Am 9. Mai wird erneut mit prorussischen Kundgebungen von Spätaussiedler*innen aus der ehemaligen UdSSR gerechnet. Wer aber sind sie?

Von Ewgeniy Kasakow

Bild einer Demonstration. Im Hintergrund eine Ansammlung von Menschen zwischen Autos. Einige halten russische Flaggen. Im Vordergrund vier Gegendemonstrant*innen, die zwei weiß-blau-weiße Flagge der russischen Opposition halten.
Gegendemonstrant*innen in Hannover bei einem der pro-russischen Autokorsos im April 2022. Foto: Hangover Ucraine/ Wikimedia , CC BY-SA 4.0

Alle fürchten sich davor, was am 9. Mai passiert«, so überschrieb Mitte April Meduza.io, ein Leitmedium der russischen liberalen Opposition, ihren Bericht über die Ängste der ukrainischen Geflüchteten vor den Pro-Putin-Demonstrationen in Deutschland.
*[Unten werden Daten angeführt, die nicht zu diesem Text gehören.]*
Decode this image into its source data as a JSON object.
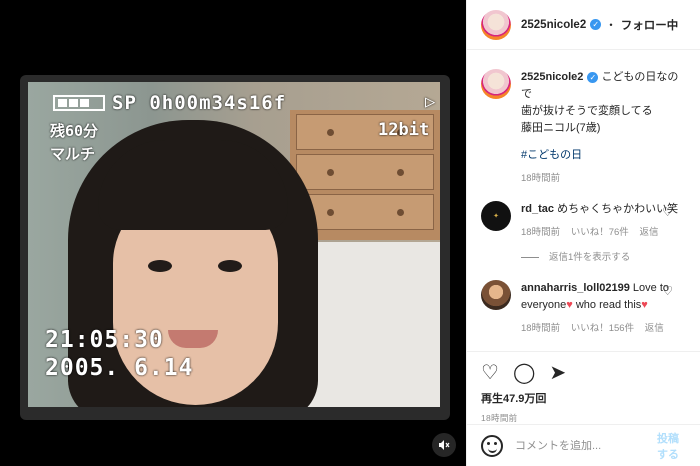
{
  "video": {
    "osd": {
      "mode": "SP 0h00m34s16f",
      "remaining": "残60分",
      "mode2": "マルチ",
      "bits": "12bit",
      "play": "▷",
      "time": "21:05:30",
      "date": "2005. 6.14"
    },
    "mute_icon": "mute-icon"
  },
  "header": {
    "username": "2525nicole2",
    "separator": "・",
    "follow": "フォロー中"
  },
  "caption": {
    "username": "2525nicole2",
    "line1": "こどもの日なので",
    "line2": "歯が抜けそうで変顔してる",
    "line3": "藤田ニコル(7歳)",
    "hashtag": "#こどもの日",
    "time": "18時間前"
  },
  "comments": [
    {
      "username": "rd_tac",
      "text": "めちゃくちゃかわいい笑",
      "time": "18時間前",
      "likes": "いいね！76件",
      "reply": "返信",
      "view_replies": "返信1件を表示する"
    },
    {
      "username": "annaharris_loll02199",
      "text_a": "Love to everyone",
      "text_b": " who read this",
      "time": "18時間前",
      "likes": "いいね！156件",
      "reply": "返信"
    }
  ],
  "actions": {
    "views": "再生47.9万回",
    "time": "18時間前"
  },
  "add_comment": {
    "placeholder": "コメントを追加...",
    "post": "投稿する"
  },
  "colors": {
    "accent": "#3897f0",
    "heart": "#ed4956",
    "link": "#00376b"
  }
}
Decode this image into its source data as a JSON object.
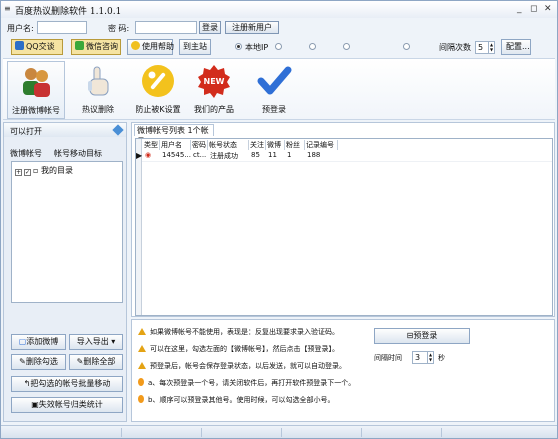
{
  "window": {
    "title": "百度热议删除软件 1.1.0.1"
  },
  "login": {
    "username_label": "用户名:",
    "username_value": "",
    "password_label": "密  码:",
    "password_value": "",
    "login_button": "登录",
    "register_button": "注册新用户"
  },
  "toolbar": {
    "buttons": [
      {
        "label": "QQ交谈"
      },
      {
        "label": "微信咨询"
      },
      {
        "label": "使用帮助"
      },
      {
        "label": "到主站"
      }
    ],
    "radio_local_label": "本地IP",
    "radio_dim": [
      "",
      "",
      "",
      ""
    ],
    "interval_label": "间隔次数",
    "interval_value": "5",
    "config_button": "配置..."
  },
  "ribbon": [
    {
      "label": "注册微博帐号",
      "icon": "users-icon",
      "selected": true
    },
    {
      "label": "热议删除",
      "icon": "hand-pointer-icon"
    },
    {
      "label": "防止被K设置",
      "icon": "wrench-icon"
    },
    {
      "label": "我们的产品",
      "icon": "new-badge-icon"
    },
    {
      "label": "预登录",
      "icon": "checkmark-icon"
    }
  ],
  "left_panel": {
    "header": "可以打开",
    "tabs": [
      "微博帐号",
      "帐号移动目标"
    ],
    "tree_node": "我的目录",
    "buttons": {
      "add": "添加微博",
      "import_export": "导入导出",
      "delete_checked": "删除勾选",
      "delete_all": "删除全部",
      "batch_move": "把勾选的帐号批量移动",
      "invalid_stats": "失效帐号归类统计"
    }
  },
  "right_panel": {
    "tab": "微博帐号列表 1个帐号",
    "columns": [
      "类型",
      "用户名",
      "密码",
      "帐号状态",
      "关注",
      "微博",
      "粉丝",
      "记录编号"
    ],
    "rows": [
      [
        "",
        "14545...",
        "ct...",
        "注册成功",
        "85",
        "11",
        "1",
        "188"
      ]
    ]
  },
  "tips": {
    "lines": [
      "如果微博帐号不能使用，表现是：反复出现要求录入验证码。",
      "可以在这里，勾选左面的【微博帐号】，然后点击【预登录】。",
      "预登录后，帐号会保存登录状态，以后发送，就可以自动登录。",
      "a、每次预登录一个号，请关闭软件后，再打开软件预登录下一个。",
      "b、顺序可以预登录其他号。使用时候，可以勾选全部小号。"
    ],
    "prelogin_button": "预登录",
    "interval_label": "间隔时间",
    "interval_value": "3",
    "interval_unit": "秒"
  },
  "colors": {
    "accent": "#2f6fd6",
    "warning": "#e4a314",
    "new_badge": "#d22c1c"
  }
}
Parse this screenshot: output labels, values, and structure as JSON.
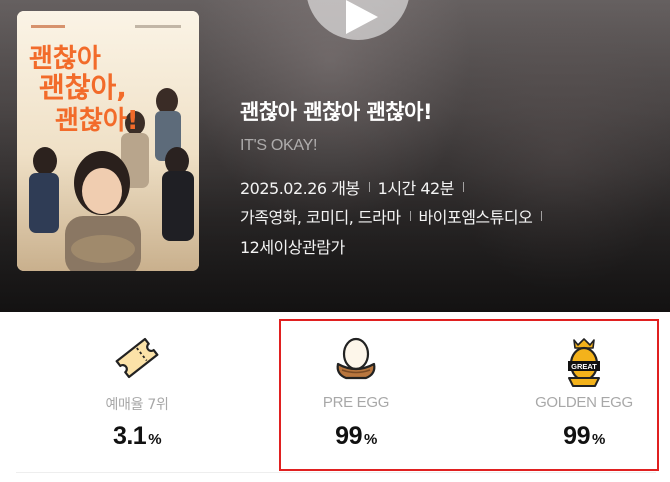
{
  "hero": {
    "title": "괜찮아 괜찮아 괜찮아!",
    "subtitle": "IT'S OKAY!",
    "release": "2025.02.26 개봉",
    "runtime": "1시간 42분",
    "genres": "가족영화, 코미디, 드라마",
    "distributor": "바이포엠스튜디오",
    "rating": "12세이상관람가",
    "poster_title_lines": [
      "괜찮아",
      "괜찮아,",
      "괜찮아!"
    ]
  },
  "stats": {
    "booking": {
      "label": "예매율 7위",
      "value": "3.1",
      "unit": "%",
      "icon": "ticket-icon"
    },
    "pre_egg": {
      "label": "PRE EGG",
      "value": "99",
      "unit": "%",
      "icon": "egg-nest-icon"
    },
    "golden_egg": {
      "label": "GOLDEN EGG",
      "value": "99",
      "unit": "%",
      "icon": "golden-egg-icon",
      "badge_text": "GREAT"
    }
  },
  "colors": {
    "highlight_border": "#e02020",
    "poster_title_orange": "#f26b2a",
    "golden_egg": "#f3b21b"
  }
}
Darin wird der ehemalige Mitstreiter von Alexei Nawalny, Alexei Schwarz zitiert, der als russlanddeutscher Spätaussiedler in die Bundesrepublik auswanderte und sich mit seiner Pro-Ukraine-Position unter den Neueingewanderten ziemlich alleine fühlt. Auch in den deutschen Medien wird seit einer Reihe von Demonstrationen und Autokorsos mit Russlandfahnen im April verstärkt über die Haltung der »Russlanddeutschen« zu Putin und den russischen Krieg in der Ukraine diskutiert.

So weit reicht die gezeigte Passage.